The Irish Fiscal Advisory Council, IFAC, and others see, in terms of health spending and other big spending areas, additional expenditure of approximately €5 billion a year. That is in the base and it is not going away. Of course, the Government was rebuked by IFAC only a matter of weeks ago and its spending plans and economic forecasts were dismissed. IFAC does not see the plans as credible; I do not either and I do not think the public do either.

The Covid experience has seen a greater understanding of the role of the State and how it is ultimately the State that we expect to deliver for us. I hope we are all agreed that the State has delivered - with all its expertise and its mandate and authority, it has delivered in our hour of extreme need. This is very clear in the context of the supports provided, which will be renewed and refreshed when this Bill passes all stages. We should credit people with understanding that a better healthcare system has to be funded, that better welfare supports will mean additional asks of the PRSI system and that if councils are to provide the amenities, then we will need to pay for them through a modest charge on residential property. We cannot be Boston and Berlin at the same time. A tax cutting agenda and a narrowing of the tax base, bizarrely advocated by some who claim to be of the left, will not mean better public services and most people will not be conned into believing that that trick can be pulled off. We need a serious conversation about tax and services in this country. We need to decide on what we want and how the services we say we want ought to be resourced.

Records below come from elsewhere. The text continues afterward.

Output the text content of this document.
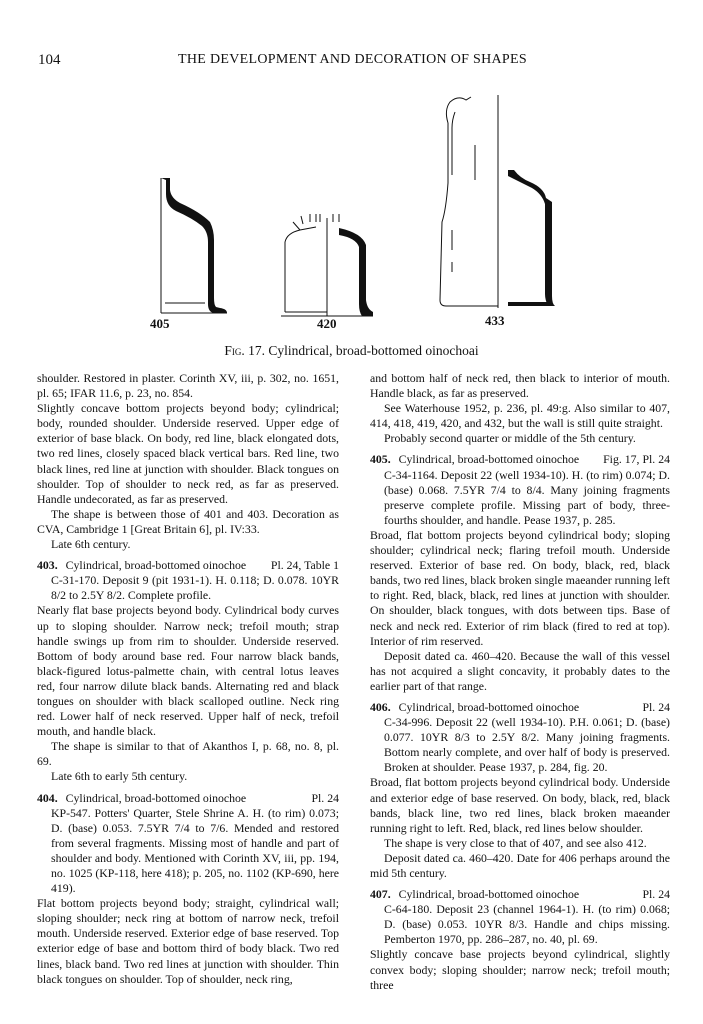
104	THE DEVELOPMENT AND DECORATION OF SHAPES
405	420	433
Fig. 17. Cylindrical, broad-bottomed oinochoai

shoulder. Restored in plaster. Corinth XV, iii, p. 302, no. 1651, pl. 65; IFAR 11.6, p. 23, no. 854.

Slightly concave bottom projects beyond body; cylindrical; body, rounded shoulder. Underside reserved. Upper edge of exterior of base black. On body, red line, black elongated dots, two red lines, closely spaced black vertical bars. Red line, two black lines, red line at junction with shoulder. Black tongues on shoulder. Top of shoulder to neck red, as far as preserved. Handle undecorated, as far as preserved.

The shape is between those of 401 and 403. Decoration as CVA, Cambridge 1 [Great Britain 6], pl. IV:33.

Late 6th century.

403. Cylindrical, broad-bottomed oinochoe Pl. 24, Table 1

C-31-170. Deposit 9 (pit 1931-1). H. 0.118; D. 0.078. 10YR 8/2 to 2.5Y 8/2. Complete profile.

Nearly flat base projects beyond body. Cylindrical body curves up to sloping shoulder. Narrow neck; trefoil mouth; strap handle swings up from rim to shoulder. Underside reserved. Bottom of body around base red. Four narrow black bands, black-figured lotus-palmette chain, with central lotus leaves red, four narrow dilute black bands. Alternating red and black tongues on shoulder with black scalloped outline. Neck ring red. Lower half of neck reserved. Upper half of neck, trefoil mouth, and handle black.

The shape is similar to that of Akanthos I, p. 68, no. 8, pl. 69.

Late 6th to early 5th century.

404. Cylindrical, broad-bottomed oinochoe	Pl. 24

KP-547. Potters' Quarter, Stele Shrine A. H. (to rim) 0.073; D. (base) 0.053. 7.5YR 7/4 to 7/6. Mended and restored from several fragments. Missing most of handle and part of shoulder and body. Mentioned with Corinth XV, iii, pp. 194, no. 1025 (KP-118, here 418); p. 205, no. 1102 (KP-690, here 419).

Flat bottom projects beyond body; straight, cylindrical wall; sloping shoulder; neck ring at bottom of narrow neck, trefoil mouth. Underside reserved. Exterior edge of base reserved. Top exterior edge of base and bottom third of body black. Two red lines, black band. Two red lines at junction with shoulder. Thin black tongues on shoulder. Top of shoulder, neck ring,

and bottom half of neck red, then black to interior of mouth. Handle black, as far as preserved.

See Waterhouse 1952, p. 236, pl. 49:g. Also similar to 407, 414, 418, 419, 420, and 432, but the wall is still quite straight.

Probably second quarter or middle of the 5th century.

405. Cylindrical, broad-bottomed oinochoe Fig. 17, Pl. 24

C-34-1164. Deposit 22 (well 1934-10). H. (to rim) 0.074; D. (base) 0.068. 7.5YR 7/4 to 8/4. Many joining fragments preserve complete profile. Missing part of body, three-fourths shoulder, and handle. Pease 1937, p. 285.

Broad, flat bottom projects beyond cylindrical body; sloping shoulder; cylindrical neck; flaring trefoil mouth. Underside reserved. Exterior of base red. On body, black, red, black bands, two red lines, black broken single maeander running left to right. Red, black, black, red lines at junction with shoulder. On shoulder, black tongues, with dots between tips. Base of neck and neck red. Exterior of rim black (fired to red at top). Interior of rim reserved.

Deposit dated ca. 460–420. Because the wall of this vessel has not acquired a slight concavity, it probably dates to the earlier part of that range.

406. Cylindrical, broad-bottomed oinochoe	Pl. 24

C-34-996. Deposit 22 (well 1934-10). P.H. 0.061; D. (base) 0.077. 10YR 8/3 to 2.5Y 8/2. Many joining fragments. Bottom nearly complete, and over half of body is preserved. Broken at shoulder. Pease 1937, p. 284, fig. 20.

Broad, flat bottom projects beyond cylindrical body. Underside and exterior edge of base reserved. On body, black, red, black bands, black line, two red lines, black broken maeander running right to left. Red, black, red lines below shoulder.

The shape is very close to that of 407, and see also 412.

Deposit dated ca. 460–420. Date for 406 perhaps around the mid 5th century.

407. Cylindrical, broad-bottomed oinochoe	Pl. 24

C-64-180. Deposit 23 (channel 1964-1). H. (to rim) 0.068; D. (base) 0.053. 10YR 8/3. Handle and chips missing. Pemberton 1970, pp. 286–287, no. 40, pl. 69.

Slightly concave base projects beyond cylindrical, slightly convex body; sloping shoulder; narrow neck; trefoil mouth; three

I commend the Minister for Finance and the Government more generally on the setting up of the Commission on Taxation and Welfare, which is an important innovation. The one criticism I have is that it has not been placed on a permanent statutory footing. Pretty average workers on pretty average pay in this country have to pay similar amounts of income tax and other taxes to peers in analogous countries. It is not actually a high tax country, despite the rhetoric of some who do not believe in taxes at all, it seems to me, but who then cannot tell us where we are going to get the money to run the public services on which we all depend. Most wealth, as we know, is held not in income but in assets. Taxes on wealth and a very serious top-down review of very costly and poorly targeted reliefs and exemptions can, I believe, have the potential to help us fund a new direction for the country as we emerge from this great disruption - this great public health crisis but also economic crisis - and, I hope, help us on our way to forging a new social contract for the Irish people.